Researchers have found more than 140 genes involved in regulating the immune system, by studying genetically modified mice. 

Scientists from King's and the Wellcome Sanger Institute have led a major multicentre analysis of over 500 genetically modified mouse lines to explore the effect of disrupting single genes on the immune system. 

The immune system is increasingly implicated in many functions of the body beyond infection, with involvement documented in cancer, obesity, and neurodegeneration. However, there is only a very limited understanding of the genes and pathways that regulate the immune system.

Published in Nature Immunology, researchers developed a set of systematic and high-throughput tests for mouse strains to reproducibly and comprehensively identify roles for individual genes in the immune system. 

The researchers created and analysed 530 genetic variant mouse lines in the study. They found more than 140 genes involved in controlling the number or activity of immune cells, or the response to infection by pathogens including salmonella and the flu. Many of these genes had not been associated with the immune system before. The screen also swiftly picked up the genes Arpc1b, Cog6, and Bach2, which have since been found to be altered in patients with immune system disorders. 

Co-senior author, Professor Adrian Hayday, School of Immunology & Microbial Sciences said: “In this study we made no assumptions a priori about the relevance of the genes we analysed to immunology. This permitted us to uncover 80 new genes with immune regulatory functions, that had never previously been implicated in immunology”. 

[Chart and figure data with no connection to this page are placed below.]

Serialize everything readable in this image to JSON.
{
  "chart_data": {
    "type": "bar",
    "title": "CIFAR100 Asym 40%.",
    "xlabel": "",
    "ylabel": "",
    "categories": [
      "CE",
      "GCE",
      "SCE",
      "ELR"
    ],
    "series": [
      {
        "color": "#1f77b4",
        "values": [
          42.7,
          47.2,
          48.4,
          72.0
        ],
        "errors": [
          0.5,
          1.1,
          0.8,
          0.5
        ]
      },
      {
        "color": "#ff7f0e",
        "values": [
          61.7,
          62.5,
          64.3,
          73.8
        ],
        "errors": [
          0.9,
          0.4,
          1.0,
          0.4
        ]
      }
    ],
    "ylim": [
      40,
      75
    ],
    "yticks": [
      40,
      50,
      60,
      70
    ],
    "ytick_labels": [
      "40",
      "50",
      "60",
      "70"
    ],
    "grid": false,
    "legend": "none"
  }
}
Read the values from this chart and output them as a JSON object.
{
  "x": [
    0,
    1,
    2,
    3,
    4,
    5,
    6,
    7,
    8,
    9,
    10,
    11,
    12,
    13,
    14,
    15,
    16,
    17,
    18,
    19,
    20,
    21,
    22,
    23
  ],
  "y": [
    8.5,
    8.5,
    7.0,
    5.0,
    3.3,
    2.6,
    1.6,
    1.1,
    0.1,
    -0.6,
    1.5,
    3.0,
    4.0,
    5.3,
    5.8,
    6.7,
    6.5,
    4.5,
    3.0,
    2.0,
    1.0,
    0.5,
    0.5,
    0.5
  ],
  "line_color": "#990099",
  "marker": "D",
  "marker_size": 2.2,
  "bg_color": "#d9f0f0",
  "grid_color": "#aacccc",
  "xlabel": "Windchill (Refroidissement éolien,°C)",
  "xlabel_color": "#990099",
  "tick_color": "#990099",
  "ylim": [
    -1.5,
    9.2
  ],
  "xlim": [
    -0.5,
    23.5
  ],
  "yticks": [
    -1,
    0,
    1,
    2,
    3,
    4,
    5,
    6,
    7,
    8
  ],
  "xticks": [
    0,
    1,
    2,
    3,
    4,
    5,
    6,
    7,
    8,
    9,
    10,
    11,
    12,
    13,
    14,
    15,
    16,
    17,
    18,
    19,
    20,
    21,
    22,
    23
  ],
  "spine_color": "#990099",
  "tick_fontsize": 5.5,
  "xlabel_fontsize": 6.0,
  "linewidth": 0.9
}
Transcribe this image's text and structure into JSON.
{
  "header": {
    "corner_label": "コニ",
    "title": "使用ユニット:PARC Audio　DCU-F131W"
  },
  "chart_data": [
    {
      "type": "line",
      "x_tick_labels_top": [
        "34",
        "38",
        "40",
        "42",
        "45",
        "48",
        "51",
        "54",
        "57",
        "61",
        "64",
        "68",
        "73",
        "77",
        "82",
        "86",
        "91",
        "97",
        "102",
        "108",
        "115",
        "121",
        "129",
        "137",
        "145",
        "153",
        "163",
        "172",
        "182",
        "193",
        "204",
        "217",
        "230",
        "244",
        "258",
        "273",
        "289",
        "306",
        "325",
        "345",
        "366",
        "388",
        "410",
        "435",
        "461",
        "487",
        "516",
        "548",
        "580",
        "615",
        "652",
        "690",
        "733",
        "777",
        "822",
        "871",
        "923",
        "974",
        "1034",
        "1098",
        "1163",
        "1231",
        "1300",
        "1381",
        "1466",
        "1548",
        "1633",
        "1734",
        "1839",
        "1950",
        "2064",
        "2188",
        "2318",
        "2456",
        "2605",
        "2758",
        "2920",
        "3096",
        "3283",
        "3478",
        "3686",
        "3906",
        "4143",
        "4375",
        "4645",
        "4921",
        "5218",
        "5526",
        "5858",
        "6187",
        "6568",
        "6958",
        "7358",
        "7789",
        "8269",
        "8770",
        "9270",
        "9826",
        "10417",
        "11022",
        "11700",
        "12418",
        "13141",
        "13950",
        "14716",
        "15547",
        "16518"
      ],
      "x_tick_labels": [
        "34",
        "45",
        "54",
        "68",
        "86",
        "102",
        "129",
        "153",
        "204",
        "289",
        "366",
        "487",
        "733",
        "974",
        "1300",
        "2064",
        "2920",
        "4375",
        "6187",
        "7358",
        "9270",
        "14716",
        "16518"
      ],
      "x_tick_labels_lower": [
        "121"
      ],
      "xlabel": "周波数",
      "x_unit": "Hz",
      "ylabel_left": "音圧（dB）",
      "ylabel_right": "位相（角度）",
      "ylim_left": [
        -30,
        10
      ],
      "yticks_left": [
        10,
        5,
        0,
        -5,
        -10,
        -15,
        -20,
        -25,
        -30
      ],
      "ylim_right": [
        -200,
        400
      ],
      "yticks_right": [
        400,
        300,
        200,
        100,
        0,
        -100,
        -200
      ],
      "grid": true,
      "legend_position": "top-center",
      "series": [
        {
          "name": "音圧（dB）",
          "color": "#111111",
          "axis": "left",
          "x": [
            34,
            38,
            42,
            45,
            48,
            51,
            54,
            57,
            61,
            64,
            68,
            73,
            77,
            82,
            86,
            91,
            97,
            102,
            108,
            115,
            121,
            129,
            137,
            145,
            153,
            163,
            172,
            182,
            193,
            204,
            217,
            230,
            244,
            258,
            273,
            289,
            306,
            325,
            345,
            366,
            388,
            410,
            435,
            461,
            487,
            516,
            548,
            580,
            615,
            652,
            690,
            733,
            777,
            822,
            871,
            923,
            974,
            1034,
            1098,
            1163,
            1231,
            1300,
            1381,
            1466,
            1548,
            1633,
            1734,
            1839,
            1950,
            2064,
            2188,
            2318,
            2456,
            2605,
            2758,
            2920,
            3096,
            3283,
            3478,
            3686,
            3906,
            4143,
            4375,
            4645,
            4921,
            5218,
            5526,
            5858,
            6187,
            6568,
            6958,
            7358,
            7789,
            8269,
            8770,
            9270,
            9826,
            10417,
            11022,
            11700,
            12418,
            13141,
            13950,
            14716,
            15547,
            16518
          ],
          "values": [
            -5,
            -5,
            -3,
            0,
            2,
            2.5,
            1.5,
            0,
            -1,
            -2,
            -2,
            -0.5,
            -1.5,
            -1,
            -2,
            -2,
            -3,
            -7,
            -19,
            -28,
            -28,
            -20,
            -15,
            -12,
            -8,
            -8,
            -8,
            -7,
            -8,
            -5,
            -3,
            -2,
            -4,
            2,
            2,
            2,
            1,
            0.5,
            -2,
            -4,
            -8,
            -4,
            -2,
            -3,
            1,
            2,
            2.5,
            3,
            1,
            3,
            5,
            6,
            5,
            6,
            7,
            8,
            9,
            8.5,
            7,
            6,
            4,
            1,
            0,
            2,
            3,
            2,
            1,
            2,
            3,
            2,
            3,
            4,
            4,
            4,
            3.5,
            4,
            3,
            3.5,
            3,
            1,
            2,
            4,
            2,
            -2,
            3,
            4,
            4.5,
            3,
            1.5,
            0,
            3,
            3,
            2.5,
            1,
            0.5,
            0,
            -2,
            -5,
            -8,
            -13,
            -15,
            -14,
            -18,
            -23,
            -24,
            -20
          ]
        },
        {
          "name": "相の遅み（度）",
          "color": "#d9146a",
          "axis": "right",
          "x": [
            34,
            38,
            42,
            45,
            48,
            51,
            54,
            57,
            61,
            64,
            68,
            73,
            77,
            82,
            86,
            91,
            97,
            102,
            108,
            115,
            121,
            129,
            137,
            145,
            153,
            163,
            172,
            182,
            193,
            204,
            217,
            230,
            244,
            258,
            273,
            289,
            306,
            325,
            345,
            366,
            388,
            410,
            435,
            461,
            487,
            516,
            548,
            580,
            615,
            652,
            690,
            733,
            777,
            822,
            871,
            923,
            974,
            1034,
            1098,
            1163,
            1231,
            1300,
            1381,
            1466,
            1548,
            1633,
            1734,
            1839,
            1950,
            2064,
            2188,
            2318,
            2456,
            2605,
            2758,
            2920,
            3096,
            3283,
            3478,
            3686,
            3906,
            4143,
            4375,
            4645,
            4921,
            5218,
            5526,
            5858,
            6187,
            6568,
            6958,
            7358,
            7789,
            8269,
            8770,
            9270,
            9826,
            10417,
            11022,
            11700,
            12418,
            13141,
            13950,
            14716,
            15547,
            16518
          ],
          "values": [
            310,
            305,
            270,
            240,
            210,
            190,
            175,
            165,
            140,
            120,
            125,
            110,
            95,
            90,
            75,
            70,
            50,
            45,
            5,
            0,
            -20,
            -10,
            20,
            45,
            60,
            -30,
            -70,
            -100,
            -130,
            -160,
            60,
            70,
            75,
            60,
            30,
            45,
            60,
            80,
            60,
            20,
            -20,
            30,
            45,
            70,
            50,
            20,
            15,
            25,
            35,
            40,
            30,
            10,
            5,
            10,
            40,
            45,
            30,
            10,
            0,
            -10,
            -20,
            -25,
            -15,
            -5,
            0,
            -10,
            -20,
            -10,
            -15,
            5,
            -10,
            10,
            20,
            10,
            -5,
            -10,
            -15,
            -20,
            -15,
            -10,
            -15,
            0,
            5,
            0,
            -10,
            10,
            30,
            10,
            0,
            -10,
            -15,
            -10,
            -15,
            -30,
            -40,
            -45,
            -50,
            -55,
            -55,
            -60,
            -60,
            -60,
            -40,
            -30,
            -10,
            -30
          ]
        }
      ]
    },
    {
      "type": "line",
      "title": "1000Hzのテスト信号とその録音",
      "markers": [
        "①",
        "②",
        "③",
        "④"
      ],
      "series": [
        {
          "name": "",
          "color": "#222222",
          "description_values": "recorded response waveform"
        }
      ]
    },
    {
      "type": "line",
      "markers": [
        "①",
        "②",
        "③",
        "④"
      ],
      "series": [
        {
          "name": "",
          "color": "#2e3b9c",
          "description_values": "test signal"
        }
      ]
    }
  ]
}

Dr David Adams, Sanger Institute, added: “We were delighted to find several genes from our study that impact the immune system have subsequently been associated with monogenic immune disorders in humans”.  

The next steps in this research are to investigate the pathways by which the identified genes regulate the immune system, and to investigate the potential of these as diagnostics or therapeutics in the clinic.     

Dr Adam Laing, School of Immunology & Microbial Sciences said: “The datasets we have generated serve as a resource that can be mined for years to come. In vivo models are critically important for validating the link between human genetics and disease genes and for the generation of new treatments”. 

The 3i consortium was funded by the Wellcome Trust and included investigators from the Universities of Oxford, Cambridge and Manchester, Imperial College London, and the Francis Crick institute.